Like oil, Bitcoin can be refined and put to use in novel and yet-to-be imagined ways. Bitcoin’s scripting language can be used to create transactions with multiple components (a standard bitcoin transfer needs just two things: (1) proof of bitcoin ownership by the sender and (2) the address of the recipient). Contracts can be designed and enforced that can require additional approvals, reference external facts, or even be timed to complete in the future. Because these conditions can be built directly into the Bitcoin protocol, this provides an interesting alternative to relying on (and paying!) banks, lawyers or other institutions regularly entrusted to help craft, facilitate and enforce transactions between private parties. Bitcoin can be used in marketplaces where others can’t or won’t usually go (especially for less than their market rate). Similarly, marketplaces with historically high transaction fees no longer require hourly or commission services to execute simple exchanges. Developers are only scratching the surface of what Bitcoin can do.

Bitcoin as Ecosystem

Entrepreneurs have a new opportunity to address the massively profitable finance market that in the US alone represents 7.5% of GDP and 20% of corporate income. With such a large market opportunity, investment in both time and capital for innovative new solutions is inevitable.

Early investment has focused on the mining of new bitcoins and venture capital has been flowing into exchanges like Coinbase and Buttercoin that help consumers easily acquire, store and exchange bitcoins for other hard currencies.Others are working hard to give ordinary investors exposure to Bitcoin as an asset class.

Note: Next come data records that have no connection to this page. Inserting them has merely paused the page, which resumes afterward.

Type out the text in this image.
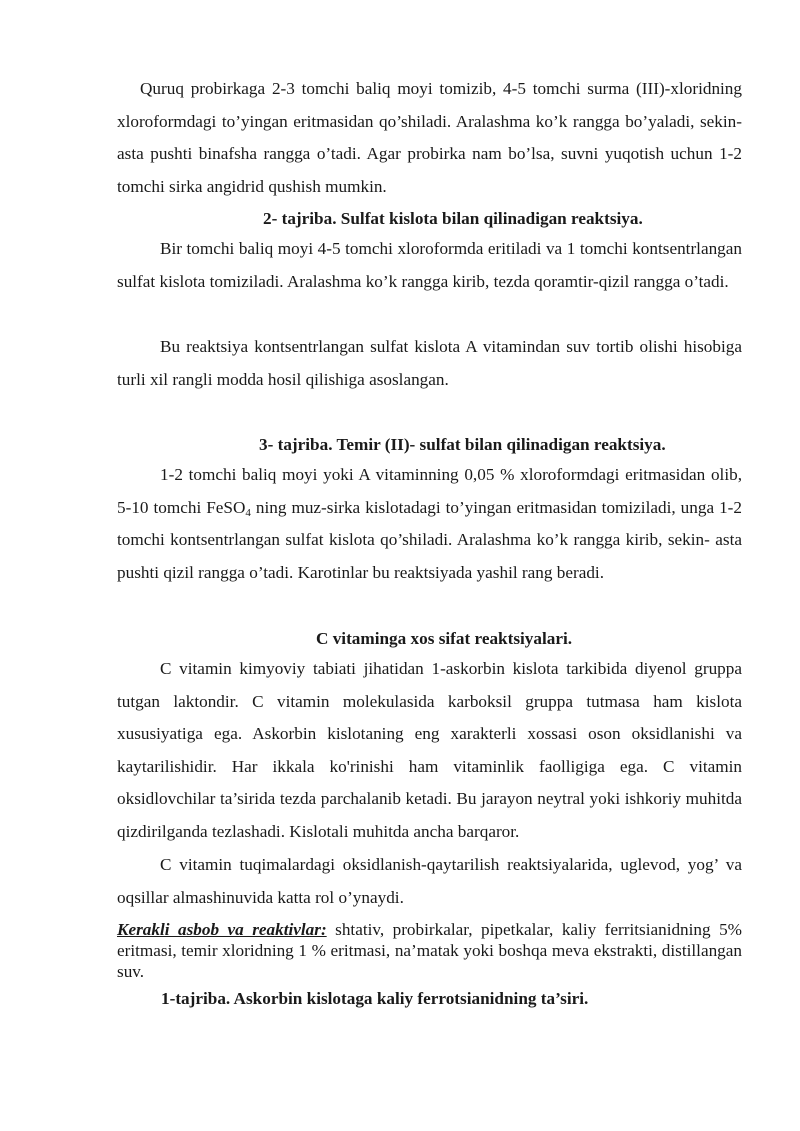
Quruq probirkaga 2-3 tomchi baliq moyi tomizib, 4-5 tomchi surma (III)-xloridning xloroformdagi to’yingan eritmasidan qo’shiladi. Aralashma ko’k rangga bo’yaladi, sekin- asta pushti binafsha rangga o’tadi. Agar probirka nam bo’lsa, suvni yuqotish uchun 1-2 tomchi sirka angidrid qushish mumkin.

2- tajriba. Sulfat kislota bilan qilinadigan reaktsiya.

Bir tomchi baliq moyi 4-5 tomchi xloroformda eritiladi va 1 tomchi kontsentrlangan sulfat kislota tomiziladi. Aralashma ko’k rangga kirib, tezda qoramtir-qizil rangga o’tadi.

Bu reaktsiya kontsentrlangan sulfat kislota A vitamindan suv tortib olishi hisobiga turli xil rangli modda hosil qilishiga asoslangan.

3- tajriba. Temir (II)- sulfat bilan qilinadigan reaktsiya.

1-2 tomchi baliq moyi yoki A vitaminning 0,05 % xloroformdagi eritmasidan olib, 5-10 tomchi FeSO$_4$ ning muz-sirka kislotadagi to’yingan eritmasidan tomiziladi, unga 1-2 tomchi kontsentrlangan sulfat kislota qo’shiladi. Aralashma ko’k rangga kirib, sekin- asta pushti qizil rangga o’tadi. Karotinlar bu reaktsiyada yashil rang beradi.

C vitaminga xos sifat reaktsiyalari.

C vitamin kimyoviy tabiati jihatidan 1-askorbin kislota tarkibida diyenol gruppa tutgan laktondir. C vitamin molekulasida karboksil gruppa tutmasa ham kislota xususiyatiga ega. Askorbin kislotaning eng xarakterli xossasi oson oksidlanishi va kaytarilishidir. Har ikkala ko'rinishi ham vitaminlik faolligiga ega. C vitamin oksidlovchilar ta’sirida tezda parchalanib ketadi. Bu jarayon neytral yoki ishkoriy muhitda qizdirilganda tezlashadi. Kislotali muhitda ancha barqaror.

C vitamin tuqimalardagi oksidlanish-qaytarilish reaktsiyalarida, uglevod, yog’ va oqsillar almashinuvida katta rol o’ynaydi.

Kerakli asbob va reaktivlar: shtativ, probirkalar, pipetkalar, kaliy ferritsianidning 5% eritmasi, temir xloridning 1 % eritmasi, na’matak yoki boshqa meva ekstrakti, distillangan suv.

1-tajriba. Askorbin kislotaga kaliy ferrotsianidning ta’siri.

Bitcoin has massive implications for markets that the current financial services industry has ignored or struggled to penetrate. Online commerce all but requires preexisting access to a credit card or bank account, yet according to the GSMA 1.7 billion people have a mobile phone and no alternative to the cash economy. As digital cash, Bitcoin appeals directly to consumers as an accessible payment alternative without the risk and fees associated with existing credit and debit networks. Rapid growth of startup payment networks like M-PESA in Kenya (which was founded in 2007 and now is now processing 30%(!) of the country’s GDP) are a great early indicator for both market demand and adoption. Bitcoin will be a precursor to renewed innovation for financial services that have been long bundled or unavailable to various market segments.

Why Does It Matter

“Hackers are the animals that can detect a storm coming or an earthquake. They just know, even though they don’t know why, and there are two big things hackers are excited about now and can’t articulate why – Bitcoin and 3D printing”
- Paul Graham

Businesses built around supporting transactions are increasingly competing with protocols and algorithms that can do the job more quickly, securely, reliably and without requirement of profit. By commoditizing transactions, Bitcoin offers this previously ‘expensive’ service to entrepreneurs without the risk of building and maintaining this capability themselves. For the first time in Internet history, settling transactions between multiple parties can be dictated and applied directly through open-source software and not through (largely) for-profit 3rd party institutions.

When transactions become more binary and less dependent on interpretation, we will need to rethink the fundamental ways we use banks, lawyers, insurance, buy/lease property and transfer wealth. Like email with the postal service or VoIP with long-distance telephony, Bitcoin replaces today’s gatekeepers with a toll-free network capable of taking commerce anywhere to anyone.

Start paying attention, because this reality is too big to ignore and will be here sooner than you think.